The literature shows that company growth is not uniform, nor is it random or deterministic. It cannot be assumed that certain actions automatically lead to certain results or to increased growth. Indeed, corporate growth can be seen as a double-edged sword. Many companies express a desire to expand, but an interesting study highlights the sporadic nature of growth. In a sample of over 36,000 companies registered over four different periods, only 3% showed consistent growth. The vast majority of companies - over 26,000 in the sample - showed no growth over these four periods. These results problematize the question of growth by showing that, although many people want it, companies that actually succeed in growing are the exception rather than the rule.

Growth and family businesses

The Observatoire National de l'Entrepreneuriat Familial (National Observatory for Family Entrepreneurship) has studied family businesses and concluded that the French population generally perceives these companies as growing less rapidly than non-family businesses. But is this really true?

The question of whether or not family businesses grow is of great importance, not only in France, but in many countries around the world. The general perception is that family businesses are generally driven to preserve what exists and to engage in a cautious investment policy, which would explain why they are less likely to grow.
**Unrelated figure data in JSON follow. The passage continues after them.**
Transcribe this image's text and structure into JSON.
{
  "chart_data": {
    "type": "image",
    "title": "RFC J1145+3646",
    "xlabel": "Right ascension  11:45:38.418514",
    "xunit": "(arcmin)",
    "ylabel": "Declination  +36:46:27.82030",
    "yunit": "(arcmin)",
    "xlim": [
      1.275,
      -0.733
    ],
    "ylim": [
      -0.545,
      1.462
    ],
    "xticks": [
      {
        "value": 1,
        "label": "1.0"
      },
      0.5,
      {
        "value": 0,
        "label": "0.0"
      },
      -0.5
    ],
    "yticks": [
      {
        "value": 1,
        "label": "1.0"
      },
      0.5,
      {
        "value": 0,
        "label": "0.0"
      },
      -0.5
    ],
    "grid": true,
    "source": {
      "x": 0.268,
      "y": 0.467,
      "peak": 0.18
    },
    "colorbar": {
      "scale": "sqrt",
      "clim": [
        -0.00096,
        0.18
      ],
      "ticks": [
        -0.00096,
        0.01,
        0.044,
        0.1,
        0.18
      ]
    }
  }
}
Yet family-run businesses face unique challenges due to their specific characteristics. Their loyalty to tradition, for example, risks locking them into a conservative behavior that could lead them to mobilize tried-and-tested methods, processes and modes of operation for long periods, without however guaranteeing their future success. What's more, it's a mistake to assume that growth will happen automatically for a successful family business. It is essential to continue developing the skills of the management team and employees alike, so as to be able to adapt effectively to changes in the industry, by learning and drawing inspiration from other companies. What's more, when the objectives pursued by shareholders are divergent, this can lead the company to miss out on growth opportunities.